Every LLM you deploy has the same condition: anterograde amnesia. It can't form new long-term memories. Every conversation starts from zero. Whatever it learned during pre-training is all it will ever know — unless you retrain it.
Behrouz et al. made this observation precise in their Nested Learning paper (NeurIPS 2025). They showed that neural networks aren't monolithic function approximators — they're hierarchies of associative memories, each operating at a different timescale. Training builds these memories across multiple frequency bands, from fast per-token adaptation down to slow foundational weight updates. When you deploy a model, you freeze all of those timescales at once. The model can still think. It just can't remember.
The brain solved this problem a long time ago. Memory consolidation doesn't happen in the cortex — it happens in the hippocampus, a separate structure that receives experiences, organizes them across timescales, and feeds consolidated knowledge back into cortical processing. The cortex reasons. The hippocampus remembers. They're architecturally separate.
We built the same separation for LLMs.
The Harness Layer as External Hippocampus
The software that surrounds a deployed model — the harness layer — can provide exactly the multi-timescale memory that deployment froze. Not RAG (which operates at a single timescale with no consolidation). Not fine-tuning (which is expensive, slow, and in regulated environments, a compliance hazard). A full memory hierarchy:
- Conversations (fast, ephemeral) — the current session
- Working summaries (days to weeks) — what you're working on, what you've tried
- Lessons (weeks to months) — transferable knowledge extracted from experience
- Institutional knowledge (months to years) — organized domain understanding
- Domain ontologies (persistent) — foundational schemas that change only when the domain does
Each layer compresses from the one above it. Not every conversation becomes a summary. Not every summary yields a lesson. The compression is lossy by design — just like biological memory consolidation.
The model never knows it's been augmented.

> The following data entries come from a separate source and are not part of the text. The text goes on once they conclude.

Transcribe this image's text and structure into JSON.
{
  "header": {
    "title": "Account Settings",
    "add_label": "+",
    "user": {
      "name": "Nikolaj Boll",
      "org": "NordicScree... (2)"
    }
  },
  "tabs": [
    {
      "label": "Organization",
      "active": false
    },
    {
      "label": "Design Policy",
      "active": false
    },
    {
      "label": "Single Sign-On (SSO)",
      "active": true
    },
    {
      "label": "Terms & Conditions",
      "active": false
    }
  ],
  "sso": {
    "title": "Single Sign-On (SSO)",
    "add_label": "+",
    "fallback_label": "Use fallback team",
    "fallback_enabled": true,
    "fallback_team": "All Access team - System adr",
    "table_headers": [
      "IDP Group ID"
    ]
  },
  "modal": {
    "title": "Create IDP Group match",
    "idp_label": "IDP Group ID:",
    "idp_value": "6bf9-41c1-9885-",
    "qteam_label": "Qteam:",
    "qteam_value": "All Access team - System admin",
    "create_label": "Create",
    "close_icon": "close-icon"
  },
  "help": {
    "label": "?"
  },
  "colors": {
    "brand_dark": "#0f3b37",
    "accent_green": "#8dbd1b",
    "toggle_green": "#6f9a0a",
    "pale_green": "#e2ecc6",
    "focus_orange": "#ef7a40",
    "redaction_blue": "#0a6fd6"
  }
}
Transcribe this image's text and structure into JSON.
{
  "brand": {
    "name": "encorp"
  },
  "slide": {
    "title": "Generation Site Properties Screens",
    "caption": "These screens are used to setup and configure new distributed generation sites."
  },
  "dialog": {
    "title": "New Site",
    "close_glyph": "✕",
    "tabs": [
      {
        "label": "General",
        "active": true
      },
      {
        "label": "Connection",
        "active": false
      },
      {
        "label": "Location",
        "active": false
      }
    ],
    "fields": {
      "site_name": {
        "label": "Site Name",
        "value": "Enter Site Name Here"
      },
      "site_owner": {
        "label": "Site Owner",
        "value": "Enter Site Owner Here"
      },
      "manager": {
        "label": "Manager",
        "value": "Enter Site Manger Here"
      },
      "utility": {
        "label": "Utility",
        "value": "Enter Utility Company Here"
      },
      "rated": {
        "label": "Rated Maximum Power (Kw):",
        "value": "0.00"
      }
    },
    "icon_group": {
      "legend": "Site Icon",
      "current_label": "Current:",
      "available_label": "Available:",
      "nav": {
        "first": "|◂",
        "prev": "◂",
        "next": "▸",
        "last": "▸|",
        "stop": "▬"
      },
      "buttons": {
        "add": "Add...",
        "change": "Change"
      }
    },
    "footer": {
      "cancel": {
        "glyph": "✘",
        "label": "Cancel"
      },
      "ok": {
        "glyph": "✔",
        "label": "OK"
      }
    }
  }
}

It receives a prompt that happens to contain the right context at the right time, injected through hooks that fire at session start, before each turn, and at session end. The harness handles learning. The model handles reasoning. And the separation is what makes it work.
The Evidence: Fine-Tuning Hit a Wall. External Memory Broke Through It.
We tested this on a real problem: automated CMMC Level 2 compliance assessment against Microsoft 365 configurations. Four rounds of LoRA fine-tuning on Gemma 3 12B produced a hard accuracy ceiling:
- Round 1: Aggressive learning rate. Complete mode collapse — 0% useful accuracy.
- Round 2: Fixed. 62% accuracy on verdict classification.
- Round 3: More training data. 84% accuracy.
- Round 4: Even more data. Still 84%. Some previously-correct items degraded.
Fine-tuning plateaued. More data didn't help. The model had learned the process of compliance assessment but couldn't internalize the specific knowledge of what each CMMC objective requires.
Then we added a 640KB static context map — per-objective decision guides injected at inference time. Same fine-tuned model. No additional training.
Result: 100% accuracy. Every item correct.
The fine-tuned model provides the reasoning pattern. External memory provides the domain facts. Different timescales, different mechanisms, same system. This is exactly what Nested Learning predicts: low-frequency learning captures general patterns, higher-frequency mechanisms capture specific, context-dependent information.
Five Systems, One Architecture
This isn't a one-off result. We've deployed external nested learning across five production systems:
- Nellie — persistent memory server for AI coding assistants. Cuts context recovery from ~10 minutes to ~30 seconds. Reduces token consumption ~50%.
- Praxis — expert system framework with a three-layer knowledge flywheel. Month-one accuracy ~85%, month-six approaches expert-level through accumulated corrections.
- SallyPort — the compliance platform described above. 84% fine-tuned, 100% with external memory.
- Bottery — multi-agent orchestration where each agent maintains its own memory hierarchy with cross-agent knowledge sharing.
- AI Gateway — organizational-scale audit capture that feeds the Praxis flywheel without changing user workflow.
Each arose from engineering needs. The theoretical connection to Nested Learning was established after the fact — Behrouz et al. gave us the formal framework for what we'd already built.
Why This Matters
If continual learning requires multi-timescale memory consolidation, and a harness layer can provide that externally, then the model can stay frozen. That means:
- Auditable. Every piece of injected knowledge has provenance. An auditor can reconstruct exactly what the model "knew" at any given response. Try that with fine-tuned weights.
- Replaceable. New model drops? Swap it in. Your accumulated knowledge transfers instantly. Fine-tuned weights are locked to one architecture.
- Compliance-safe. In CMMC, FedRAMP, and HIPAA environments, sensitive data touching model weights raises serious data-boundary questions. External memory keeps domain knowledge in inspectable, deletable storage — not baked into parameters.
- Fast. A new lesson is available to every agent in seconds. A fine-tuning round takes hours to days.
The pursuit of continual learning may not require modifying model weights at all. The model reasons. The harness remembers. And the separation is the point.